C’était très intéressant pour moi de participer au tout début de ce projet. Isabella a fait un travail remarquable avec sa collection de rééditions de pièces d’Helmut Lang, et si le projet continue dans ce sens, ce sera vraiment pertinent. Je pense que d’autres marques vont s’inspirer de ce principe. Quant à moi, ma participation s’est étalée sur toute une saison, à travers trois temps forts, le dernier étant le défilé de New York, pour le printemps-été 2018. J’espère pouvoir revenir chez Helmut Lang pour renouveler ma participation. Parallèlement, je continue mon chemin en tant que designer solo, et je suis ouvert à d’autres projets. Tant que je peux travailler pour une maison que je respecte, tout ira bien. En tant que créateur, ces expériences me font grandir.
Pensez-vous que cette idée de “guest designers” puisse être un remède au ballet incessant de directeurs artistiques dans les grandes maisons ?
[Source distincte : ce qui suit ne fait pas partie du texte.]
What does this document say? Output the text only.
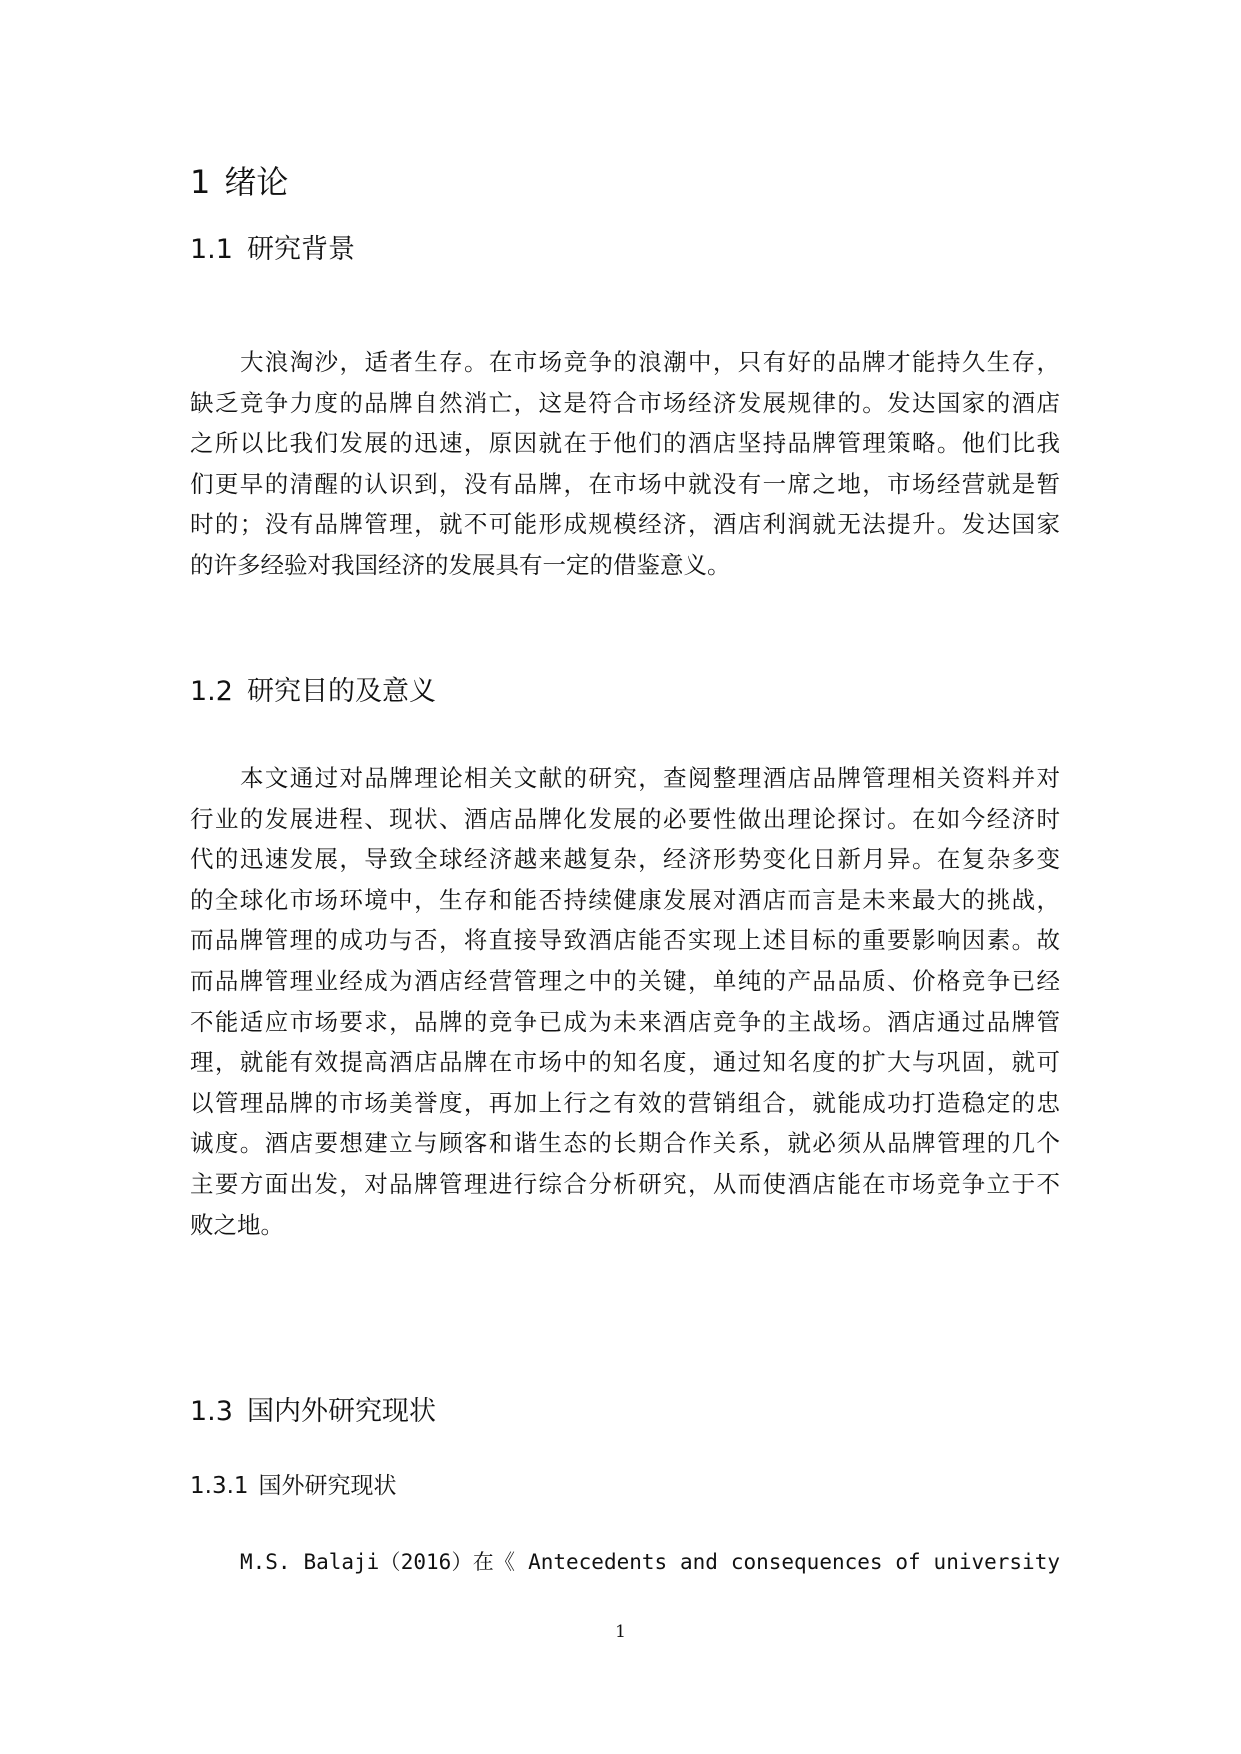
1 绪论
1.1 研究背景
大浪淘沙，适者生存。在市场竞争的浪潮中，只有好的品牌才能持久生存，
缺乏竞争力度的品牌自然消亡，这是符合市场经济发展规律的。发达国家的酒店
之所以比我们发展的迅速，原因就在于他们的酒店坚持品牌管理策略。他们比我
们更早的清醒的认识到，没有品牌，在市场中就没有一席之地，市场经营就是暂
时的；没有品牌管理，就不可能形成规模经济，酒店利润就无法提升。发达国家
的许多经验对我国经济的发展具有一定的借鉴意义。
1.2 研究目的及意义
本文通过对品牌理论相关文献的研究，查阅整理酒店品牌管理相关资料并对
行业的发展进程、现状、酒店品牌化发展的必要性做出理论探讨。在如今经济时
代的迅速发展，导致全球经济越来越复杂，经济形势变化日新月异。在复杂多变
的全球化市场环境中，生存和能否持续健康发展对酒店而言是未来最大的挑战，
而品牌管理的成功与否，将直接导致酒店能否实现上述目标的重要影响因素。故
而品牌管理业经成为酒店经营管理之中的关键，单纯的产品品质、价格竞争已经
不能适应市场要求，品牌的竞争已成为未来酒店竞争的主战场。酒店通过品牌管
理，就能有效提高酒店品牌在市场中的知名度，通过知名度的扩大与巩固，就可
以管理品牌的市场美誉度，再加上行之有效的营销组合，就能成功打造稳定的忠
诚度。酒店要想建立与顾客和谐生态的长期合作关系，就必须从品牌管理的几个
主要方面出发，对品牌管理进行综合分析研究，从而使酒店能在市场竞争立于不
败之地。
1.3 国内外研究现状
1.3.1 国外研究现状

M.S. Balaji（2016）在《 Antecedents and consequences of university

1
C’est vrai que la cadence est folle. Au début de ce phénomène, cela ne me choquait pas, car ce rythme me paraissait en phase avec le monde dans lequel nous vivons. Puis j’ai compris que certains créateurs, après avoir travaillé pour une maison, n’avaient pas de seconde chance, car leur nom était trop associé à cette dernière. Il est parfois difficile de changer la vision qu’on a de vous. Le passage de Nicolas Ghesquière chez Balenciaga était une belle réussite : il a pu poursuivre chez Louis Vuitton parce qu’il était là dès le début de la nouvelle vie de la maison. Mais lorsqu’on prend la suite d’un designer contemporain qui vient de laisser son empreinte sur une marque, il faut être très fort. Cela ne veut pas dire que c’est impossible. Mais il faut qu’on vous laisse le temps d’élaborer quelque chose de pertinent. Aujourd’hui, ce qu’on voit dans la mode est plus souvent pensé pour le client, déjà digéré, bien davantage que pertinent. C’est ce qui m’inquiète. Bien sûr, il faut vendre des vêtements. Mais le challenge consiste à parvenir à le faire tout en apportant une vraie contribution à la mode.